With that, it was time to test out the bed mode; OK, so I went slightly wrong here. I made my bed, climbed in and to be honest, this review would’ve been terrible about the sleep quality owing to the shoulder-type seatbelt, which kept cutting into my neck. As it turned out, I wasn’t aware and nor did any member of crew tell me until the return journey, that this only needs to be latched for take-off and landing and can otherwise be hooked off from the main lap belt. Nightmare! So, I ended up trying to sleep all night with this horrible shoulder belt cutting into me.
If I ignore all that though, the bedding was perfectly fine and the temperature was suitable enough to catch 40 winks. Unfortunately our journey was particularly turbulent however and there wasn’t much time for fully uninterrupted sleeping.
Before long the lights were turned back up full blast in time for a scandalously-early breakfast at which point – yes – out came my ill-timed lamb shank! Nevertheless, in spite of the poor timing, I wasn’t going to let the opportunity pass and went ahead and ate it regardless (it was very good).

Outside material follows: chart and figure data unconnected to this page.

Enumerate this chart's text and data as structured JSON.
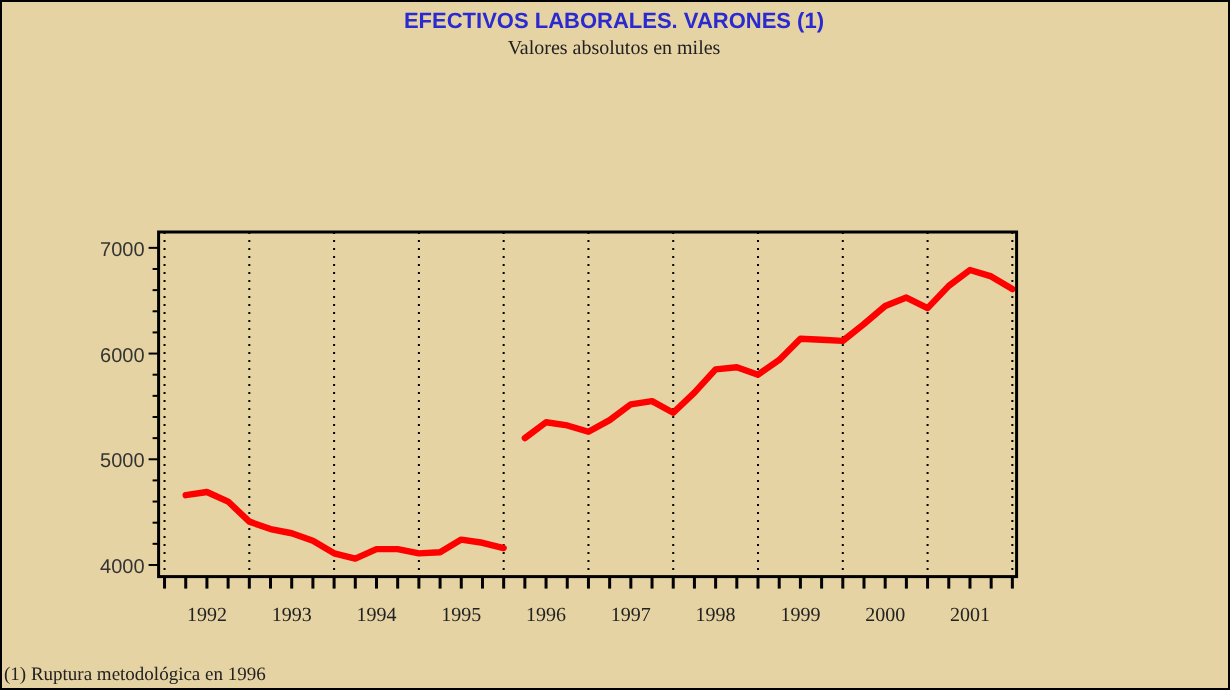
{
  "chart_data": {
    "type": "line",
    "title": "EFECTIVOS LABORALES. VARONES (1)",
    "subtitle": "Valores absolutos en miles",
    "annotations": [
      "(1) Ruptura metodológica en 1996"
    ],
    "xlim": [
      1991.93,
      2002.05
    ],
    "xticks": [
      {
        "value": 1992,
        "label": null
      },
      {
        "value": 1992.25,
        "label": null
      },
      {
        "value": 1992.5,
        "label": "1992"
      },
      {
        "value": 1992.75,
        "label": null
      },
      {
        "value": 1993,
        "label": null
      },
      {
        "value": 1993.25,
        "label": null
      },
      {
        "value": 1993.5,
        "label": "1993"
      },
      {
        "value": 1993.75,
        "label": null
      },
      {
        "value": 1994,
        "label": null
      },
      {
        "value": 1994.25,
        "label": null
      },
      {
        "value": 1994.5,
        "label": "1994"
      },
      {
        "value": 1994.75,
        "label": null
      },
      {
        "value": 1995,
        "label": null
      },
      {
        "value": 1995.25,
        "label": null
      },
      {
        "value": 1995.5,
        "label": "1995"
      },
      {
        "value": 1995.75,
        "label": null
      },
      {
        "value": 1996,
        "label": null
      },
      {
        "value": 1996.25,
        "label": null
      },
      {
        "value": 1996.5,
        "label": "1996"
      },
      {
        "value": 1996.75,
        "label": null
      },
      {
        "value": 1997,
        "label": null
      },
      {
        "value": 1997.25,
        "label": null
      },
      {
        "value": 1997.5,
        "label": "1997"
      },
      {
        "value": 1997.75,
        "label": null
      },
      {
        "value": 1998,
        "label": null
      },
      {
        "value": 1998.25,
        "label": null
      },
      {
        "value": 1998.5,
        "label": "1998"
      },
      {
        "value": 1998.75,
        "label": null
      },
      {
        "value": 1999,
        "label": null
      },
      {
        "value": 1999.25,
        "label": null
      },
      {
        "value": 1999.5,
        "label": "1999"
      },
      {
        "value": 1999.75,
        "label": null
      },
      {
        "value": 2000,
        "label": null
      },
      {
        "value": 2000.25,
        "label": null
      },
      {
        "value": 2000.5,
        "label": "2000"
      },
      {
        "value": 2000.75,
        "label": null
      },
      {
        "value": 2001,
        "label": null
      },
      {
        "value": 2001.25,
        "label": null
      },
      {
        "value": 2001.5,
        "label": "2001"
      },
      {
        "value": 2001.75,
        "label": null
      },
      {
        "value": 2002,
        "label": null
      }
    ],
    "ylim": [
      3890,
      7150
    ],
    "yticks": [
      4000,
      {
        "value": 4200,
        "label": null
      },
      {
        "value": 4400,
        "label": null
      },
      {
        "value": 4600,
        "label": null
      },
      {
        "value": 4800,
        "label": null
      },
      5000,
      {
        "value": 5200,
        "label": null
      },
      {
        "value": 5400,
        "label": null
      },
      {
        "value": 5600,
        "label": null
      },
      {
        "value": 5800,
        "label": null
      },
      6000,
      {
        "value": 6200,
        "label": null
      },
      {
        "value": 6400,
        "label": null
      },
      {
        "value": 6600,
        "label": null
      },
      {
        "value": 6800,
        "label": null
      },
      7000
    ],
    "grid": "x",
    "line_style": "solid",
    "marker": "none",
    "series": [
      {
        "color": "#ff0000",
        "x": [
          1992.25,
          1992.5,
          1992.75,
          1993,
          1993.25,
          1993.5,
          1993.75,
          1994,
          1994.25,
          1994.5,
          1994.75,
          1995,
          1995.25,
          1995.5,
          1995.75,
          1996
        ],
        "values": [
          4660,
          4690,
          4600,
          4410,
          4340,
          4300,
          4230,
          4110,
          4060,
          4150,
          4150,
          4110,
          4120,
          4240,
          4210,
          4160
        ]
      },
      {
        "color": "#ff0000",
        "x": [
          1996.25,
          1996.5,
          1996.75,
          1997,
          1997.25,
          1997.5,
          1997.75,
          1998,
          1998.25,
          1998.5,
          1998.75,
          1999,
          1999.25,
          1999.5,
          1999.75,
          2000,
          2000.25,
          2000.5,
          2000.75,
          2001,
          2001.25,
          2001.5,
          2001.75,
          2002
        ],
        "values": [
          5200,
          5350,
          5320,
          5260,
          5370,
          5520,
          5550,
          5440,
          5630,
          5850,
          5870,
          5800,
          5940,
          6140,
          6130,
          6120,
          6280,
          6450,
          6530,
          6430,
          6640,
          6790,
          6730,
          6610
        ]
      }
    ]
  }
}
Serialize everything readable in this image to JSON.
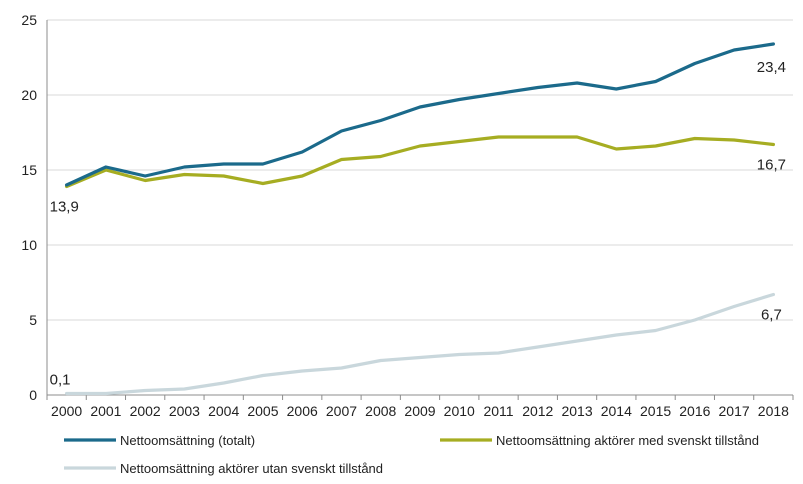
{
  "chart_data": {
    "type": "line",
    "x": [
      2000,
      2001,
      2002,
      2003,
      2004,
      2005,
      2006,
      2007,
      2008,
      2009,
      2010,
      2011,
      2012,
      2013,
      2014,
      2015,
      2016,
      2017,
      2018
    ],
    "ylim": [
      0,
      25
    ],
    "yticks": [
      0,
      5,
      10,
      15,
      20,
      25
    ],
    "grid": "horizontal",
    "legend_position": "bottom",
    "series": [
      {
        "name": "Nettoomsättning (totalt)",
        "color": "#1b6a8b",
        "values": [
          14.0,
          15.2,
          14.6,
          15.2,
          15.4,
          15.4,
          16.2,
          17.6,
          18.3,
          19.2,
          19.7,
          20.1,
          20.5,
          20.8,
          20.4,
          20.9,
          22.1,
          23.0,
          23.4
        ]
      },
      {
        "name": "Nettoomsättning aktörer med svenskt tillstånd",
        "color": "#a6ad22",
        "values": [
          13.9,
          15.0,
          14.3,
          14.7,
          14.6,
          14.1,
          14.6,
          15.7,
          15.9,
          16.6,
          16.9,
          17.2,
          17.2,
          17.2,
          16.4,
          16.6,
          17.1,
          17.0,
          16.7
        ]
      },
      {
        "name": "Nettoomsättning aktörer utan svenskt tillstånd",
        "color": "#c9d7dc",
        "values": [
          0.1,
          0.1,
          0.3,
          0.4,
          0.8,
          1.3,
          1.6,
          1.8,
          2.3,
          2.5,
          2.7,
          2.8,
          3.2,
          3.6,
          4.0,
          4.3,
          5.0,
          5.9,
          6.7
        ]
      }
    ],
    "annotations": [
      {
        "text": "23,4",
        "x": 2018,
        "y": 23.4,
        "series": 0
      },
      {
        "text": "16,7",
        "x": 2018,
        "y": 16.7,
        "series": 1
      },
      {
        "text": "13,9",
        "x": 2000,
        "y": 13.9,
        "series": 1
      },
      {
        "text": "6,7",
        "x": 2018,
        "y": 6.7,
        "series": 2
      },
      {
        "text": "0,1",
        "x": 2000,
        "y": 0.1,
        "series": 2
      }
    ]
  }
}
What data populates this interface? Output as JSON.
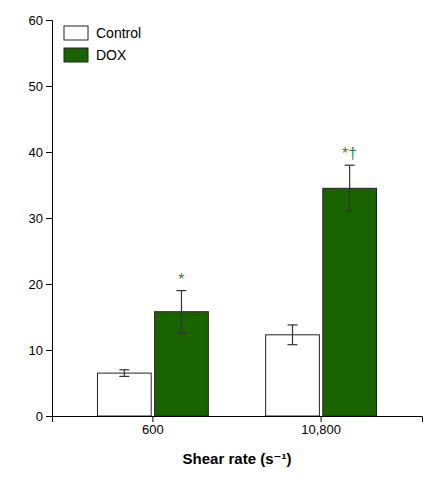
{
  "chart_data": {
    "type": "bar",
    "categories": [
      "600",
      "10,800"
    ],
    "xlabel": "Shear rate (s⁻¹)",
    "series": [
      {
        "name": "Control",
        "color": "#ffffff",
        "values": [
          6.5,
          12.3
        ],
        "errors": [
          0.5,
          1.5
        ]
      },
      {
        "name": "DOX",
        "color": "#1a6400",
        "values": [
          15.8,
          34.5
        ],
        "errors": [
          3.2,
          3.5
        ]
      }
    ],
    "ylim": [
      0,
      60
    ],
    "yticks": [
      0,
      10,
      20,
      30,
      40,
      50,
      60
    ],
    "legend": "upper left",
    "annotations": [
      {
        "text": "*",
        "category": "600",
        "series": "DOX",
        "color": "#2d8c2d"
      },
      {
        "text": "*†",
        "category": "10,800",
        "series": "DOX",
        "color": "#2d8c2d"
      }
    ]
  }
}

This huge issue with the poor timing panned out much better on the return leg, which leaves Seoul around late morning and arrives to KL late afternoon; a flight time which certainly gives rise to a more grandiose meal such as my beef tenderloin that I had pre-ordered, washed down with heaps of wine.
Speaking of the return journey, this also found me in another throne seat but much further back from the galley around 4K. To be honest, even though people moan about the ‘foot space’ in the little cubbyhole, I found it perfectly fine despite being a very tall guy and actually almost preferred the seat purely by virtue of its distance from the galley through the day and the resulting silence.
Shoving that all aside however, would I say that Malaysia’s business product on long-haul is anything mind-blowing? No, not especially and I would actually go so far as to say that I think I prefer British Airways’ antiquated product for the simple reason of the elegance, maintenance and foot-space of the cabin; Malaysia Airlines’ was fine but as is often the case, for such a new product, the cabin was already heavily showing its age and a lack of ‘touch-ups’ and attention to detail to the seats, with had scuff marks and little nicks and rips here and there.
However, as usual, with the minor gripe that nobody on the way out bothered showing me that I didn’t actually need to keep the seatbelt shoulder harness done up through the night, it was the service that keeps Malaysia Airlines’ truly flying high, and would have me coming back again rather than the actual hard product, which unfortunately is always average, but not great.